Star Entertainment (ASX:SGR) lost 1.9 per cent at $3.54 after the anti-money laundering watchdog expanded its investigation of the Sydney casino to other casinos in the group. They have not decided on what action it might take against embattled casino operator.

Shares in Michael Hill (ASX:MHJ) rose 1.1 per cent at $1.44 after the jewellery retailer provided a positive trading update which compromised of a near 10 per cent rise in shop sales during the December quarter, with a 28 per cent surge in digital sales despite 2381 lost store trading days.

Plus-sized women’s clothing retailer City Chic (ASX:CCH) soared 11.7 per cent to $4.99 after reporting a near 50 per cent leap in first half sales growth. The fashion retailer notched a higher spend on inventory to build up stock for the northern hemisphere summer season amid supply chain disruptions.

ResMed (ASX:RMD) jumped 3.6 per cent at $34.79 amid several brokers raising their target prices on the sleep apnoea device maker. After a weak trading update from rival Philips helped flag revenue upside for ResMed. Philips told the market the recall of its Respironics range of sleep machines grew to a ballpark figure of 5.2 million from 3 to 4 million. Analysts also cited that the pace of repairs and replacements of the affected machines were slower than expected. This fares well for ResMed, with the company potentially able to maintain its strong revenue performance in the first quarter of financial year 2022 into the second quarter.

SPI futures

Looking ahead, the SPI futures are pointing to a 0.4 per cent rise.

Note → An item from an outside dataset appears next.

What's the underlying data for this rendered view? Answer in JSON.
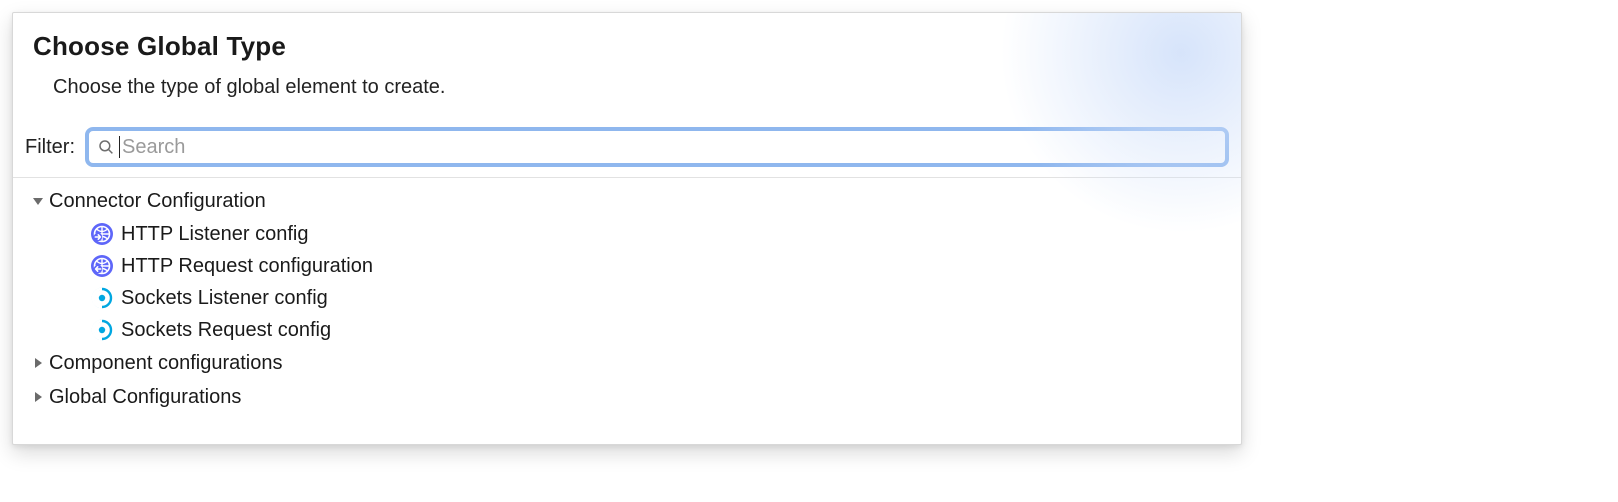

There are no local economic news, but keep an eye out for China’s GDP figures and U.S. markets are closed for the Martin Luther King Junior holiday

Ex-dividends

There is one company going ex-dividend today. Turners Automotive (ASX:TRA) is paying 4.79 cents, 85 per cent franked.

Commodities 

Iron ore has lost 0.9 per cent to US$126.75 a ton. Its futures are pointing to a fall of 1.5 per cent.

Gold lost $4.90 or 0.27 per cent to US$1,817 an ounce. Silver was down $0.24 or 1.1 per cent to US$22.92 an ounce.

Oil has bucked the trend adding $1.70 or 2.1 per cent to US$83.82 a barrel.

Currencies

One Australian Dollar at 8:15 AM has weakened since Friday buying 72.25 US cents, 52.77 Pence Sterling, 82.39 Yen and 63.23 Euro cents.